Oh, Allison, you are definitely not alone in this.
The mirror is my enemy.
In my old home, when I remodeled the master bath, the huge mirror over the double vanity went, and I put in Jack-n-Jill matching vanities and small oval mirrors over each one, angled so I wouldn't see myself as I moved between the dressing area and the shower.
My new little bachelorette pad has one drawback, a huge bathroom mirror I can't avoid. I've ordered a plastic 'frosted glass' appliqué I can cover most of it with except for a small opening to use when (ugh) shaving or applying medication on my skin.
I DO have a full length mirror in the bedroom, quite narrow and placed so I only see myself in it when I deliberately stand in front of it. I use that to check my presentation when dressed, and only ever see Michelle in it.
Every morning when I get out of bed, the first thing I do is put on a wig cap and my 'house hair', an older wig I use for around the house. As I renew my hair, buying new wigs for use in public, the old one becomes the 'house hair.' The last thing at night is to put the wig back on it's stand on my dresser at the foot of my bed.

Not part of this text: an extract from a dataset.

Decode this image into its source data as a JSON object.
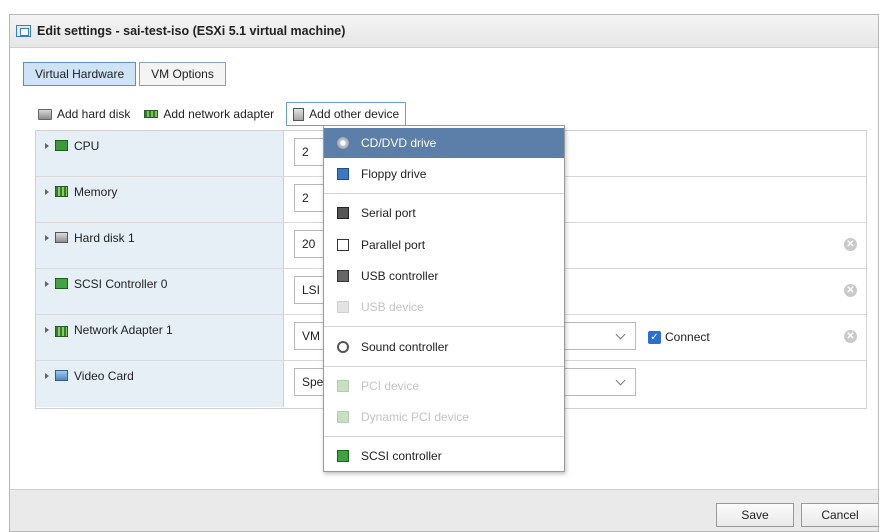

Oh, the hair has to come off for certain things, putting on pullover tops, showers, the semiweekly buzz of the clippers over my remaining 'natural' hair, but that's it.
Just a couple of hours ago, I got dressed for my day (pullover top) and did my makeup with the hair off. As soon as I put the hair on, there was a tremendous sense of relief, and when I looked in the mirror, makeup on and hair in place, I felt like I had been lost and had just found myself, with a palpable sense of relief.
I'm pretty sure this counts as dysphoria, a tremendous sense of unease, the very opposite of euphoria.
That person I see in the mirror, stripped, hair gone, no makeup, isn't ME. It's the prison I had to live in, the Sad Old Man. When I'm dressed, made up properly, hair in place, I see ME in the mirror. I want so much to make that permanent, and never see the Sad Old Man again.
That's what really drives my transition.
I'm already pushing for FFS and a trach shave, even before GCS. I'm hoping experimental treatments in cloning follicle cells works, because I don't have the needed donor hair.
I'm so tired of playing the starring role in Monster vs The Villagers. I'd love it if people, on seeing me, really just saw She/Her/Hers. (They don't. I can have my presentation totally together, and friendly, accepting people who've just met me will misgender me. I don't pass.) It would be nice if moms at the park wouldn't look at me and pull their children away. I'm not going to throw them down the well. Really.
I'm not giving up. I'M NOT. I still have hope that someday everyone will just see HER. I'll get there somehow. I just have to beat the echo in the mirror.